Ausländische Unternehmer wünschen sich weniger Bürokratie und mehr selbstbestimmtes Wirtschaften. Und was wollen die Bündnispartner in China, Venezuela, Spanien und Kanada, auf die das klamme Kuba dringend angewiesen ist?
Kubaner leiden unter Doppel-Währung
„Zunächst wird es Kontinuität geben, und erst später werden wir den wahren Díaz-Canel sehen, der hoffentlich ein Reformer ist“, sagt Ökonom Vidal. „Denn Kuba braucht dringend Veränderungen, um überleben zu können.“ Aber am Anfang werde Raúl Castro „ihn nicht alleine lassen“, zumal dieser ja nach Lage der Dinge bis 2021 an der Spitze der Partei bleibt und damit die Leitlinie vorgibt.
Schließlich ist die Partei noch immer die höchste Instanz im kommunistischen Kuba. 2021 wäre Castro II. 90 Jahre alt. Es ist nicht auszuschließen, dass es zu Lebzeiten Raúls keine einschneidenden Reformen auf der Insel gibt.
Experten wie Carlos Alberto Montaner hoffen allerdings auf eine Überraschung: „Díaz-Canel ist ein Apparatschick, berühmt für seine Diskretion und das brave Wiederholen des offiziellen Diskurses“. Aber man habe schon viele solche Fälle gesehen, bei denen sich der wahre Geist erst gezeigt habe, als der Nachfolger die Macht auch in den Händen hielt, sagt der exil-kubanische Autor.
Ökonom Vidal schließt nicht aus, dass der künftige Staatschef schneller zu Reformen gezwungen sein könnte, als es ihm lieb ist, weil es die Situation der Insel erfordere. Kuba steckt mal wieder in einer tiefen Wirtschaftskrise. Unabhängige Ökonomen haben ein Schrumpfen des BIP in den beiden vergangenen Jahren errechnet. Vor allem, weil der Bruderstaat und Hauptsponsor Venezuela durch den Kollaps der eigenen Wirtschaft die Unterstützung kaum noch aufrechterhalten kann. Von 2012 bis 2016 fiel der Handel zwischen beiden Ländern von 8,5 auf 2,2 Milliarden Dollar. Seither ging es weiter bergab. Venezuela liefert das lebenswichtige Öl nur noch in homöopathischen Dosen und zahlt gar nicht mehr für die kubanischen Ärzte, Lehrer und Trainer im Land.
Auch die Mikroreformen mit der Zulassung von privaten Gewerbetreibenden unter Raúl Castro habe nicht den erhofften Aufschwung gebracht, dafür aber die Ungleichheit auf der Insel befördert.

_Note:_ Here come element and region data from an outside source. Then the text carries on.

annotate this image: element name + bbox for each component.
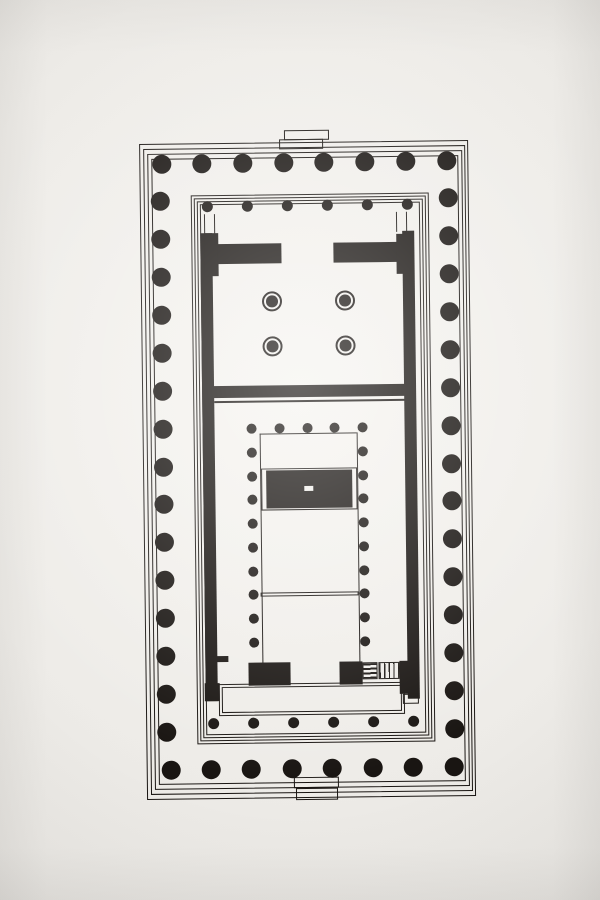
- west-chamber-column-ring-inner: [339, 295, 351, 307]
- west-door-wall-right: [333, 242, 397, 263]
- west-anta-right: [396, 234, 410, 274]
- peristyle-column: [442, 529, 461, 548]
- peristyle-column: [155, 571, 174, 590]
- peristyle-column: [323, 758, 342, 777]
- peristyle-column: [440, 302, 459, 321]
- cella-column: [274, 423, 284, 433]
- cella-column: [360, 636, 370, 646]
- stairway-rungs: [362, 662, 377, 679]
- peristyle-column: [444, 643, 463, 662]
- peristyle-column: [444, 757, 463, 776]
- porch-column: [328, 716, 339, 727]
- cella-column: [359, 565, 369, 575]
- cella-column: [248, 566, 258, 576]
- west-chamber-column-ring-inner: [266, 296, 278, 308]
- peristyle-column: [443, 567, 462, 586]
- peristyle-column: [153, 457, 172, 476]
- porch-column: [208, 718, 219, 729]
- cella-column: [248, 543, 258, 553]
- peristyle-column: [441, 454, 460, 473]
- peristyle-column: [438, 189, 457, 208]
- peristyle-column: [404, 757, 423, 776]
- peristyle-column: [152, 306, 171, 325]
- north-ramp-outline: [279, 139, 323, 150]
- porch-column: [321, 199, 332, 210]
- stairway-hatch: [378, 662, 399, 679]
- peristyle-column: [154, 495, 173, 514]
- peristyle-column: [152, 344, 171, 363]
- peristyle-column: [156, 684, 175, 703]
- east-porch-floor-outline: [222, 685, 402, 713]
- west-chamber-column-ring-inner: [340, 340, 352, 352]
- peristyle-column: [151, 230, 170, 249]
- peristyle-column: [315, 152, 334, 171]
- east-wall-stub-left: [206, 656, 228, 662]
- temple-floor-plan: [139, 126, 477, 802]
- east-anta-left: [205, 683, 220, 701]
- peristyle-column: [242, 759, 261, 778]
- peristyle-column: [192, 154, 211, 173]
- peristyle-column: [152, 381, 171, 400]
- porch-column: [408, 715, 419, 726]
- peristyle-column: [441, 416, 460, 435]
- peristyle-column: [154, 533, 173, 552]
- peristyle-column: [440, 340, 459, 359]
- porch-column: [368, 716, 379, 727]
- east-door-wall-right: [339, 661, 362, 684]
- cella-column: [302, 423, 312, 433]
- south-ramp-outline: [296, 788, 338, 801]
- cella-column: [247, 471, 257, 481]
- porch-column: [248, 717, 259, 728]
- cella-column: [247, 424, 257, 434]
- peristyle-column: [396, 151, 415, 170]
- anta-step-line-a: [204, 214, 205, 234]
- peristyle-column: [151, 268, 170, 287]
- peristyle-column: [439, 226, 458, 245]
- cella-column: [358, 470, 368, 480]
- cella-column: [357, 422, 367, 432]
- peristyle-column: [156, 647, 175, 666]
- porch-column: [361, 199, 372, 210]
- peristyle-column: [150, 192, 169, 211]
- cella-column: [249, 638, 259, 648]
- anta-step-line-d: [406, 212, 407, 232]
- west-door-wall-left: [217, 243, 281, 264]
- cella-column: [359, 541, 369, 551]
- cross-wall: [211, 384, 412, 398]
- porch-column: [288, 717, 299, 728]
- peristyle-column: [439, 264, 458, 283]
- peristyle-column: [440, 378, 459, 397]
- peristyle-column: [157, 722, 176, 741]
- peristyle-column: [443, 605, 462, 624]
- peristyle-column: [161, 760, 180, 779]
- peristyle-column: [355, 152, 374, 171]
- west-chamber-column-ring-inner: [267, 341, 279, 353]
- peristyle-column: [153, 419, 172, 438]
- porch-column: [201, 201, 212, 212]
- porch-column: [401, 198, 412, 209]
- peristyle-column: [155, 609, 174, 628]
- peristyle-column: [233, 153, 252, 172]
- anta-step-line-b: [214, 214, 215, 234]
- peristyle-column: [282, 759, 301, 778]
- cella-column: [247, 447, 257, 457]
- statue-base-marker: [304, 486, 313, 491]
- east-anta-right: [399, 661, 417, 694]
- peristyle-column: [274, 153, 293, 172]
- photo-background: [0, 0, 600, 900]
- peristyle-column: [437, 151, 456, 170]
- peristyle-column: [363, 758, 382, 777]
- south-ramp-outline: [294, 777, 339, 789]
- peristyle-column: [152, 154, 171, 173]
- peristyle-column: [442, 492, 461, 511]
- cella-column: [358, 446, 368, 456]
- porch-column: [241, 200, 252, 211]
- east-door-wall-left: [248, 662, 290, 686]
- peristyle-column: [201, 760, 220, 779]
- peristyle-column: [445, 719, 464, 738]
- peristyle-column: [444, 681, 463, 700]
- porch-column: [281, 200, 292, 211]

Die Zahl der kubanischen Ich-AGs, die sogenannten „cuentapropistas“, stagniert bei rund 500.000, was rund zwölf Prozent der Werktätigen entspricht.
Was Kuba deutschen Unternehmen bieten kann
„Kubas Wirtschaft braucht größere und schnellere Veränderungen“, sagt Vidal. In erster Linie sei das die Abschaffung der doppelten Währung. Seit rund zwei Jahrzehnten jonglieren die Kubaner schon mit CUC und CUP, dem konvertiblen kubanischen Peso, der an den Dollar gebunden ist, und dem kubanischen Peso, der Währung für das Volk. Preisanreize funktionierten deswegen nicht und die Betriebe arbeiten nicht produktiv. Zudem werden die Menschen in Devisengewinner und Devisenverlierer unterteilt.
Auch das Problem der ineffizienten Staatsbetriebe müsse der neue Machthaber dringend angehen. Schließlich arbeitet dort noch die Mehrzahl der Kubaner, ohne wirklich viel zu produzieren. Ferner müssten die Konditionen für ausländische Investoren verbessert und die Landwirtschaft modernisiert werden. Nach wie vor muss Kuba 70 Prozent seiner Lebensmittel importieren.
Viel Arbeit für den neuen Mann an der Spitze des Staats. Vielleicht mehr, als er in den zehn Jahren bewältigen kann, die Díaz-Canel maximal an der Macht bleiben darf.